Always look for the good in stories. Even when they’re bad.

As writers, we read for more than just entertainment.

We read books to analyze what works, what doesn’t, and how we might bring our own stories to life.

The only problem is this: when reading a story with a lot of flaws, it’s easy to get so caught up in its weaknesses that we stop trying to find its strengths.

And that’s a big missed opportunity for our own growth.

What bad stories can teach us

To start, I want say that no story is all good or all bad. Every story has strengths and weaknesses, just in different proportions. So even if your opinion of a story quickly plummets, I promise there are still some things the author has done reasonably well.

For example, consider the Fifty Shades series by E.L. James. I read the original three with my fiancée (we enjoy reading bad romances aloud to each other while the other cooks, knits, etc.), and there are a lot of things worth criticizing, including but very much not limited to Anastasia’s baffling approach to making tea.

But criticisms aside, I will say this: the series does a reasonably good job of exploring the ever-evolving tension between Christian’s demand for submission and Anastasia’s desire for personal agency.

The story may not explore this tension as deftly as I’d like, but it does bubble to the surface throughout and adds an unexpected layer of intrigue to their relationship.

Now, on the one hand, I could have hate-read the Fifty Shades series and not tried to find anything redeemable in its pages.
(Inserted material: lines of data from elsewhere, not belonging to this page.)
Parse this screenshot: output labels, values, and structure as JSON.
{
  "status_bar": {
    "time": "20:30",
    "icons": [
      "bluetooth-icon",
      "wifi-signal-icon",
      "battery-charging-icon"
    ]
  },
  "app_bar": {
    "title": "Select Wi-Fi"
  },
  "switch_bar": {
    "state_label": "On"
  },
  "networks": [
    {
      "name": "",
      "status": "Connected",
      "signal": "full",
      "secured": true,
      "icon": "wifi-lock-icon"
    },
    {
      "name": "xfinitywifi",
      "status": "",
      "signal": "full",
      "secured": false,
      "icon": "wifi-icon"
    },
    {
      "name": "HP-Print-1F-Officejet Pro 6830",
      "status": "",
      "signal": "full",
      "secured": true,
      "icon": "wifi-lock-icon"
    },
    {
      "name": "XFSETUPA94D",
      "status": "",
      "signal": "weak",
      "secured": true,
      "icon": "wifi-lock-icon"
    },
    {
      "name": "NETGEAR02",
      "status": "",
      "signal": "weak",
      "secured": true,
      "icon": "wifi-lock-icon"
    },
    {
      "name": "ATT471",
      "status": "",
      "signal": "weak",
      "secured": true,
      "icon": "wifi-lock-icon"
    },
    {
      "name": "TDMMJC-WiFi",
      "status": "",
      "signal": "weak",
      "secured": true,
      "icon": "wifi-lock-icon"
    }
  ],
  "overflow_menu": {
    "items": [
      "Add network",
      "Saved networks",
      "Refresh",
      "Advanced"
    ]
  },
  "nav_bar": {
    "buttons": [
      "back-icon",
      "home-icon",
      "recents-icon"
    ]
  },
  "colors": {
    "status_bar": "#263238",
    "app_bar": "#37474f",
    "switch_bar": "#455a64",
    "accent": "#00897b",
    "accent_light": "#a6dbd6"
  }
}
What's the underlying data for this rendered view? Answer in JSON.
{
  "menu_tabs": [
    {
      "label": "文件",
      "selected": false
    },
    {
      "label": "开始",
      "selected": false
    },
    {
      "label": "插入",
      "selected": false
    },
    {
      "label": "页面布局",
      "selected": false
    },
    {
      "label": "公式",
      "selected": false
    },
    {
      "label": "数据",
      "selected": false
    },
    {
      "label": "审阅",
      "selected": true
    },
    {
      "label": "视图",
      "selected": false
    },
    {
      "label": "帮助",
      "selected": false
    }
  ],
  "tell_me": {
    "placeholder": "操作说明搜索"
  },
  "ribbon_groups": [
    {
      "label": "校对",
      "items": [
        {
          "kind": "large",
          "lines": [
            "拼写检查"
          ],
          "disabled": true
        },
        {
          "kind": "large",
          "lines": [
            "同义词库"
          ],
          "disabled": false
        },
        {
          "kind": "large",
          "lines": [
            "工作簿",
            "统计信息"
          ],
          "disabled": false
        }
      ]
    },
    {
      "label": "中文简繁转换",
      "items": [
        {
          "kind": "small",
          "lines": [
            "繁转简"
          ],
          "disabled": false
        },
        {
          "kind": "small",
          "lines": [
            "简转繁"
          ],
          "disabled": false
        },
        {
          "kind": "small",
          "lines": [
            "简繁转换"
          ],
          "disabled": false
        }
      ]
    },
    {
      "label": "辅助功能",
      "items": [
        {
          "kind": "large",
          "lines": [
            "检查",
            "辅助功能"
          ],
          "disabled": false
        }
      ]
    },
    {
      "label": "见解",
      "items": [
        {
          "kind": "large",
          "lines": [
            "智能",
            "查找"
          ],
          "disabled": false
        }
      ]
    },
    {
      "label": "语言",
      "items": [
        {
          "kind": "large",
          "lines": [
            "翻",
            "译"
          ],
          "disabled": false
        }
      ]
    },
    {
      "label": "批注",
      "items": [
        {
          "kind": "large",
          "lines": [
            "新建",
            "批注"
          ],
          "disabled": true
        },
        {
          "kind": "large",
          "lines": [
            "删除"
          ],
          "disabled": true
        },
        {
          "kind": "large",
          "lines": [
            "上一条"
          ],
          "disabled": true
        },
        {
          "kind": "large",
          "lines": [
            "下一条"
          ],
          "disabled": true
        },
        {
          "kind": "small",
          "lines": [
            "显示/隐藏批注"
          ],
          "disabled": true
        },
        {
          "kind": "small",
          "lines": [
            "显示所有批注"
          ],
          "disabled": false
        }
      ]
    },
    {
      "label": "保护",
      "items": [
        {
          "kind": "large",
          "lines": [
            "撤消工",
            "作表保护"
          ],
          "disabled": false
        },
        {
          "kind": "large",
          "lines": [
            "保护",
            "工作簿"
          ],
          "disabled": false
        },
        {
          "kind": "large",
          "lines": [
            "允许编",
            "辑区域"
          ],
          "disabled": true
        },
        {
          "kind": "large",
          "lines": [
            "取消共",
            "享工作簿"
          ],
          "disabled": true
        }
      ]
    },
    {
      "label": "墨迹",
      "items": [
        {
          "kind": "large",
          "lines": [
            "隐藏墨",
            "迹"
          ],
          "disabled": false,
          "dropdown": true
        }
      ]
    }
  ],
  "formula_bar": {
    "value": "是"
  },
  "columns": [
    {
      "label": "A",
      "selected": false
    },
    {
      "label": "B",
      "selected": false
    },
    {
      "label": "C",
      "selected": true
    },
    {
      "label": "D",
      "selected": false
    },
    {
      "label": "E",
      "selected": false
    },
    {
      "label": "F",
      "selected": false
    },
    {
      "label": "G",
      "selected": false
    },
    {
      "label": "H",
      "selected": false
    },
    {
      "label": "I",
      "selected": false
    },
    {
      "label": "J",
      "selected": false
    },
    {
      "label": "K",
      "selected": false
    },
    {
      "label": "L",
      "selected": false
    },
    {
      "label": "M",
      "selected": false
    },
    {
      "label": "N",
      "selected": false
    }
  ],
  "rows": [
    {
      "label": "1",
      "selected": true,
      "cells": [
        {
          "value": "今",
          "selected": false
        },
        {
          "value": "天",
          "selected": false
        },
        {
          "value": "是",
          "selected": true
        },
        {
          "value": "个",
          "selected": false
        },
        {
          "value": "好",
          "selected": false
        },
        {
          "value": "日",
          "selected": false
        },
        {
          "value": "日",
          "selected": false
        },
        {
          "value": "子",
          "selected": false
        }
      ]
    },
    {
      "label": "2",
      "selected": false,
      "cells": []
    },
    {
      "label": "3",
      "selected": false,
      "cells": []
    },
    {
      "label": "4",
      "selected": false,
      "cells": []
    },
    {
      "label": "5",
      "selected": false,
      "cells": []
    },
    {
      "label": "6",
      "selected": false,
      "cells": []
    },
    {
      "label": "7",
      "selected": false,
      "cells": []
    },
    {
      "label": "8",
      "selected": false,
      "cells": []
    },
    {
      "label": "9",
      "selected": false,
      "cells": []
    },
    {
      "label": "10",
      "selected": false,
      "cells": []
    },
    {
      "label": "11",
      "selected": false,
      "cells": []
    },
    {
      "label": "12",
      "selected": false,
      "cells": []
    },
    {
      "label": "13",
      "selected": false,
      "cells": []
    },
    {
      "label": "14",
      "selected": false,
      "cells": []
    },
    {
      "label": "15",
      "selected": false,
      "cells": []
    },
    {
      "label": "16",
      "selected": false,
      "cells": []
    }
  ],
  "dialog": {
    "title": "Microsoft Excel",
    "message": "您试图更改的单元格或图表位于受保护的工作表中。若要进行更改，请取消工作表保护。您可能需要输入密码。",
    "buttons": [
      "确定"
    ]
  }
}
But there are two major benefits in striving to find the strengths of flawed stories.

  1. It makes the story more enjoyable to read, because you’re actively trying to find something to appreciate.
  2. It hones your ability to identify the moments of inspiration and craft that make stories worth reading — which is an invaluable skill when it comes to revising your own rough drafts.

Number 2, really, is the kicker. When revising stories of your own, you need to be able to identify what’s failing and what’s working, so that in addition to trimming away the flaws, you can expand on the things that make your story special.

Diligently seeking out the strengths and potential of all the stories you read, especially the bad ones, is the best way to hone that skill, because if you can see the virtues of a flawed story, you’ll be more than capable of doing the same in your rough drafts.

Does that mean you should intentionally seek out bad stories?

Of course not. Not unless you want to. But we all inevitably come across bad stories from time to time, and if you’re stubborn like me, you’ll generally try to finish them even when you’d rather put them down.

So you might as well learn something in the process, right?